Amazon’s relentless focus on efficiency enables it to deliver most products the next day and often beat competitors on price. Neckermann, once among the largest catalog retailers in Germany, became insolvent last year in part because it was unable to compete successfully with Amazon online.
A taxi driver in Bad Hersfeld, who did not want to be quoted by name because a close relative is still employed by Amazon, said he had worked as a picker one Christmas season and found the work demanding but not unreasonably so. It was less stressful than driving a taxi, he said.
Mr. Fehling, the mayor, frames things in business terms. “If you want a comfortable job, Amazon is definitely not for you,” he said. “Amazon is a performance-oriented company. Amazon is successful because people want those products and they want those prices.”
There is no sign yet that the controversy stirred by the documentary is cooling.

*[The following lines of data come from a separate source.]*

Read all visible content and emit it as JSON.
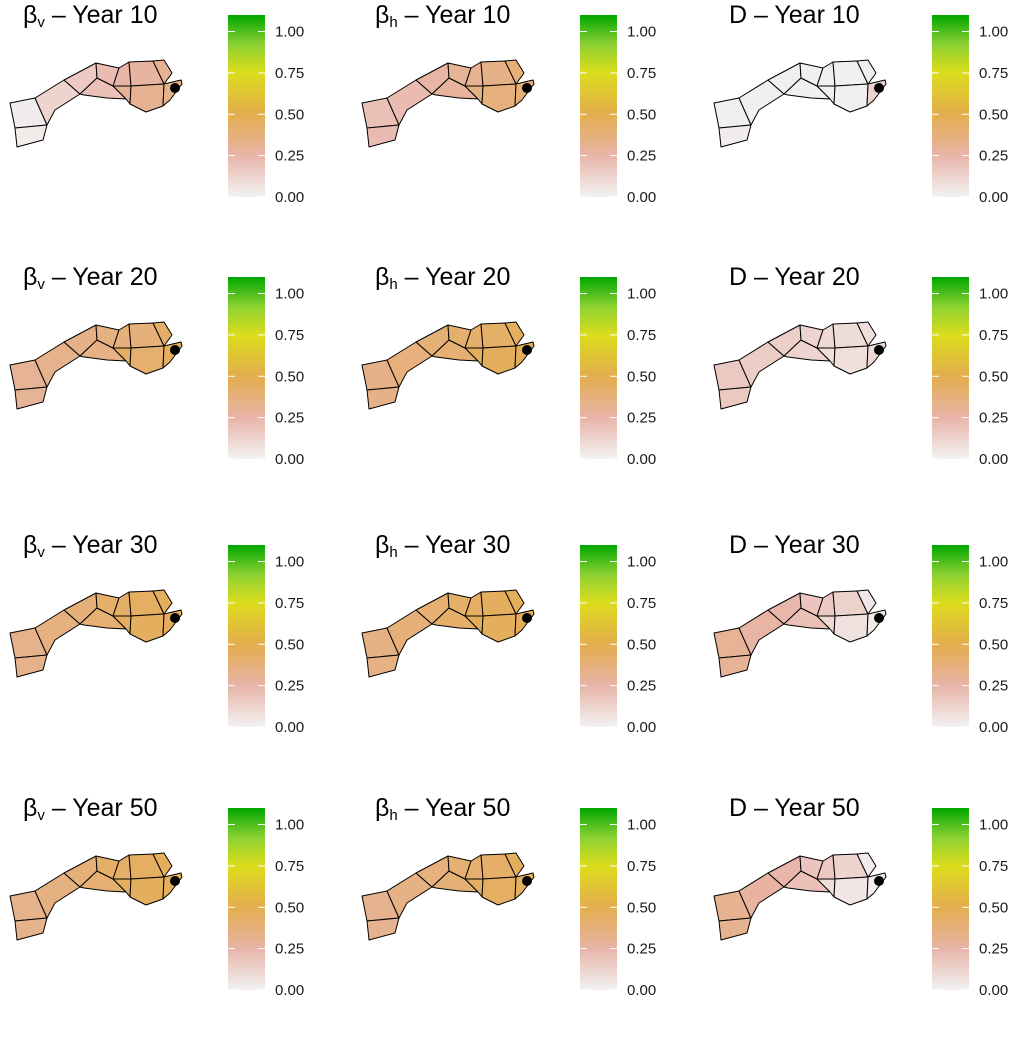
{
  "colors": {
    "scale": [
      "#f2f2f2",
      "#e8b4a8",
      "#e3ad4d",
      "#dcdc1c",
      "#8ed233",
      "#00a600"
    ],
    "outline": "#000000",
    "dot": "#000000"
  },
  "chart_data": [
    {
      "type": "heatmap",
      "title_symbol": "β",
      "title_sub": "v",
      "title_text": " – Year  10",
      "legend_ticks": [
        "0.00",
        "0.25",
        "0.50",
        "0.75",
        "1.00"
      ],
      "legend_range": [
        0,
        1.1
      ],
      "regions": [
        {
          "name": "1",
          "value": 0.02
        },
        {
          "name": "2",
          "value": 0.03
        },
        {
          "name": "3",
          "value": 0.12
        },
        {
          "name": "4",
          "value": 0.16
        },
        {
          "name": "5",
          "value": 0.2
        },
        {
          "name": "6",
          "value": 0.22
        },
        {
          "name": "7",
          "value": 0.25
        },
        {
          "name": "8",
          "value": 0.3
        },
        {
          "name": "9",
          "value": 0.27
        },
        {
          "name": "10",
          "value": 0.31
        },
        {
          "name": "11",
          "value": 0.32
        },
        {
          "name": "12",
          "value": 0.33
        }
      ]
    },
    {
      "type": "heatmap",
      "title_symbol": "β",
      "title_sub": "h",
      "title_text": " – Year  10",
      "legend_ticks": [
        "0.00",
        "0.25",
        "0.50",
        "0.75",
        "1.00"
      ],
      "legend_range": [
        0,
        1.1
      ],
      "regions": [
        {
          "name": "1",
          "value": 0.2
        },
        {
          "name": "2",
          "value": 0.22
        },
        {
          "name": "3",
          "value": 0.22
        },
        {
          "name": "4",
          "value": 0.26
        },
        {
          "name": "5",
          "value": 0.28
        },
        {
          "name": "6",
          "value": 0.3
        },
        {
          "name": "7",
          "value": 0.31
        },
        {
          "name": "8",
          "value": 0.36
        },
        {
          "name": "9",
          "value": 0.34
        },
        {
          "name": "10",
          "value": 0.37
        },
        {
          "name": "11",
          "value": 0.38
        },
        {
          "name": "12",
          "value": 0.4
        }
      ]
    },
    {
      "type": "heatmap",
      "title_symbol": "",
      "title_sub": "",
      "title_text": "D – Year  10",
      "legend_ticks": [
        "0.00",
        "0.25",
        "0.50",
        "0.75",
        "1.00"
      ],
      "legend_range": [
        0,
        1.1
      ],
      "regions": [
        {
          "name": "1",
          "value": 0.01
        },
        {
          "name": "2",
          "value": 0.02
        },
        {
          "name": "3",
          "value": 0.01
        },
        {
          "name": "4",
          "value": 0.01
        },
        {
          "name": "5",
          "value": 0.01
        },
        {
          "name": "6",
          "value": 0.01
        },
        {
          "name": "7",
          "value": 0.01
        },
        {
          "name": "8",
          "value": 0.01
        },
        {
          "name": "9",
          "value": 0.01
        },
        {
          "name": "10",
          "value": 0.01
        },
        {
          "name": "11",
          "value": 0.02
        },
        {
          "name": "12",
          "value": 0.12
        }
      ]
    },
    {
      "type": "heatmap",
      "title_symbol": "β",
      "title_sub": "v",
      "title_text": " – Year  20",
      "legend_ticks": [
        "0.00",
        "0.25",
        "0.50",
        "0.75",
        "1.00"
      ],
      "legend_range": [
        0,
        1.1
      ],
      "regions": [
        {
          "name": "1",
          "value": 0.3
        },
        {
          "name": "2",
          "value": 0.3
        },
        {
          "name": "3",
          "value": 0.33
        },
        {
          "name": "4",
          "value": 0.34
        },
        {
          "name": "5",
          "value": 0.35
        },
        {
          "name": "6",
          "value": 0.36
        },
        {
          "name": "7",
          "value": 0.38
        },
        {
          "name": "8",
          "value": 0.43
        },
        {
          "name": "9",
          "value": 0.38
        },
        {
          "name": "10",
          "value": 0.41
        },
        {
          "name": "11",
          "value": 0.42
        },
        {
          "name": "12",
          "value": 0.44
        }
      ]
    },
    {
      "type": "heatmap",
      "title_symbol": "β",
      "title_sub": "h",
      "title_text": " – Year  20",
      "legend_ticks": [
        "0.00",
        "0.25",
        "0.50",
        "0.75",
        "1.00"
      ],
      "legend_range": [
        0,
        1.1
      ],
      "regions": [
        {
          "name": "1",
          "value": 0.34
        },
        {
          "name": "2",
          "value": 0.34
        },
        {
          "name": "3",
          "value": 0.37
        },
        {
          "name": "4",
          "value": 0.39
        },
        {
          "name": "5",
          "value": 0.4
        },
        {
          "name": "6",
          "value": 0.41
        },
        {
          "name": "7",
          "value": 0.42
        },
        {
          "name": "8",
          "value": 0.46
        },
        {
          "name": "9",
          "value": 0.43
        },
        {
          "name": "10",
          "value": 0.45
        },
        {
          "name": "11",
          "value": 0.46
        },
        {
          "name": "12",
          "value": 0.47
        }
      ]
    },
    {
      "type": "heatmap",
      "title_symbol": "",
      "title_sub": "",
      "title_text": "D – Year  20",
      "legend_ticks": [
        "0.00",
        "0.25",
        "0.50",
        "0.75",
        "1.00"
      ],
      "legend_range": [
        0,
        1.1
      ],
      "regions": [
        {
          "name": "1",
          "value": 0.17
        },
        {
          "name": "2",
          "value": 0.17
        },
        {
          "name": "3",
          "value": 0.15
        },
        {
          "name": "4",
          "value": 0.14
        },
        {
          "name": "5",
          "value": 0.12
        },
        {
          "name": "6",
          "value": 0.12
        },
        {
          "name": "7",
          "value": 0.1
        },
        {
          "name": "8",
          "value": 0.08
        },
        {
          "name": "9",
          "value": 0.09
        },
        {
          "name": "10",
          "value": 0.08
        },
        {
          "name": "11",
          "value": 0.08
        },
        {
          "name": "12",
          "value": 0.1
        }
      ]
    },
    {
      "type": "heatmap",
      "title_symbol": "β",
      "title_sub": "v",
      "title_text": " – Year  30",
      "legend_ticks": [
        "0.00",
        "0.25",
        "0.50",
        "0.75",
        "1.00"
      ],
      "legend_range": [
        0,
        1.1
      ],
      "regions": [
        {
          "name": "1",
          "value": 0.33
        },
        {
          "name": "2",
          "value": 0.33
        },
        {
          "name": "3",
          "value": 0.36
        },
        {
          "name": "4",
          "value": 0.38
        },
        {
          "name": "5",
          "value": 0.4
        },
        {
          "name": "6",
          "value": 0.42
        },
        {
          "name": "7",
          "value": 0.43
        },
        {
          "name": "8",
          "value": 0.46
        },
        {
          "name": "9",
          "value": 0.44
        },
        {
          "name": "10",
          "value": 0.45
        },
        {
          "name": "11",
          "value": 0.46
        },
        {
          "name": "12",
          "value": 0.46
        }
      ]
    },
    {
      "type": "heatmap",
      "title_symbol": "β",
      "title_sub": "h",
      "title_text": " – Year  30",
      "legend_ticks": [
        "0.00",
        "0.25",
        "0.50",
        "0.75",
        "1.00"
      ],
      "legend_range": [
        0,
        1.1
      ],
      "regions": [
        {
          "name": "1",
          "value": 0.35
        },
        {
          "name": "2",
          "value": 0.35
        },
        {
          "name": "3",
          "value": 0.38
        },
        {
          "name": "4",
          "value": 0.4
        },
        {
          "name": "5",
          "value": 0.42
        },
        {
          "name": "6",
          "value": 0.43
        },
        {
          "name": "7",
          "value": 0.44
        },
        {
          "name": "8",
          "value": 0.47
        },
        {
          "name": "9",
          "value": 0.45
        },
        {
          "name": "10",
          "value": 0.46
        },
        {
          "name": "11",
          "value": 0.47
        },
        {
          "name": "12",
          "value": 0.47
        }
      ]
    },
    {
      "type": "heatmap",
      "title_symbol": "",
      "title_sub": "",
      "title_text": "D – Year  30",
      "legend_ticks": [
        "0.00",
        "0.25",
        "0.50",
        "0.75",
        "1.00"
      ],
      "legend_range": [
        0,
        1.1
      ],
      "regions": [
        {
          "name": "1",
          "value": 0.3
        },
        {
          "name": "2",
          "value": 0.3
        },
        {
          "name": "3",
          "value": 0.26
        },
        {
          "name": "4",
          "value": 0.24
        },
        {
          "name": "5",
          "value": 0.2
        },
        {
          "name": "6",
          "value": 0.18
        },
        {
          "name": "7",
          "value": 0.16
        },
        {
          "name": "8",
          "value": 0.1
        },
        {
          "name": "9",
          "value": 0.13
        },
        {
          "name": "10",
          "value": 0.07
        },
        {
          "name": "11",
          "value": 0.04
        },
        {
          "name": "12",
          "value": 0.03
        }
      ]
    },
    {
      "type": "heatmap",
      "title_symbol": "β",
      "title_sub": "v",
      "title_text": " – Year  50",
      "legend_ticks": [
        "0.00",
        "0.25",
        "0.50",
        "0.75",
        "1.00"
      ],
      "legend_range": [
        0,
        1.1
      ],
      "regions": [
        {
          "name": "1",
          "value": 0.33
        },
        {
          "name": "2",
          "value": 0.33
        },
        {
          "name": "3",
          "value": 0.36
        },
        {
          "name": "4",
          "value": 0.38
        },
        {
          "name": "5",
          "value": 0.4
        },
        {
          "name": "6",
          "value": 0.42
        },
        {
          "name": "7",
          "value": 0.43
        },
        {
          "name": "8",
          "value": 0.46
        },
        {
          "name": "9",
          "value": 0.44
        },
        {
          "name": "10",
          "value": 0.45
        },
        {
          "name": "11",
          "value": 0.46
        },
        {
          "name": "12",
          "value": 0.46
        }
      ]
    },
    {
      "type": "heatmap",
      "title_symbol": "β",
      "title_sub": "h",
      "title_text": " – Year  50",
      "legend_ticks": [
        "0.00",
        "0.25",
        "0.50",
        "0.75",
        "1.00"
      ],
      "legend_range": [
        0,
        1.1
      ],
      "regions": [
        {
          "name": "1",
          "value": 0.32
        },
        {
          "name": "2",
          "value": 0.32
        },
        {
          "name": "3",
          "value": 0.35
        },
        {
          "name": "4",
          "value": 0.37
        },
        {
          "name": "5",
          "value": 0.39
        },
        {
          "name": "6",
          "value": 0.4
        },
        {
          "name": "7",
          "value": 0.41
        },
        {
          "name": "8",
          "value": 0.44
        },
        {
          "name": "9",
          "value": 0.42
        },
        {
          "name": "10",
          "value": 0.44
        },
        {
          "name": "11",
          "value": 0.45
        },
        {
          "name": "12",
          "value": 0.45
        }
      ]
    },
    {
      "type": "heatmap",
      "title_symbol": "",
      "title_sub": "",
      "title_text": "D – Year  50",
      "legend_ticks": [
        "0.00",
        "0.25",
        "0.50",
        "0.75",
        "1.00"
      ],
      "legend_range": [
        0,
        1.1
      ],
      "regions": [
        {
          "name": "1",
          "value": 0.32
        },
        {
          "name": "2",
          "value": 0.32
        },
        {
          "name": "3",
          "value": 0.27
        },
        {
          "name": "4",
          "value": 0.24
        },
        {
          "name": "5",
          "value": 0.2
        },
        {
          "name": "6",
          "value": 0.18
        },
        {
          "name": "7",
          "value": 0.16
        },
        {
          "name": "8",
          "value": 0.08
        },
        {
          "name": "9",
          "value": 0.12
        },
        {
          "name": "10",
          "value": 0.05
        },
        {
          "name": "11",
          "value": 0.03
        },
        {
          "name": "12",
          "value": 0.02
        }
      ]
    }
  ]
}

Peer Steinbrück, leader of the Social Democrats, the largest party challenging Ms. Merkel’s governing coalition, has recorded a video message in support of the online petition drive calling on Amazon to negotiate with the union.
“A strong company like Amazon doesn’t need to use poor working conditions to create a competitive advantage,” Mr. Steinbrück says in the video. He promises that, if elected, he will tighten rules governing temporary workers.
But Mr. Clark of Amazon said a union contract would not allow the company to pursue what it considers an innovative compensation system, which includes stock bonuses for all workers.
Amazon’s policy of neither confronting nor engaging with the union was evident on Thursday, when the small group of ver.di organizers, including Mr. Reimann and Mr. Sauer with his Jeff Bezos prop, gathered outside the gates to one of Amazon’s distribution centers on a hillside outside Bad Hersfeld.
They had come to present 37,000 signatures gathered online. The activists were far outnumbered by reporters and camera crews, drawn by the prospect of a telegenic confrontation with management. But Amazon, it soon became clear, had decided to defuse the moment.
Mr. Reimann pressed a buzzer next to the security gate. When a voice over the intercom asked who was calling, he demanded to be admitted to deliver the signatures.
Unexpectedly, the gate opened, and Mr. Reimann and the other ver.di activists tramped across an enclosed metal bridge, trailed by journalists.
They were met inside by a trio of friendly receptionists, who cheerily issued visitor passes to everyone. Nearby, a table was piled with bananas and a sign, “Amazon Fruit Day.”
As Mr. Reimann gave interviews to television reporters, photographers snapped Amazon workers on their way to a nearby cafeteria.
But soon came word: No Amazon officials would be meeting with Mr. Reimann’s group this day. So the activists handed their box of signatures to the ever-beaming receptionists, and everyone left.
Melissa Eddy contributed reporting from Berlin.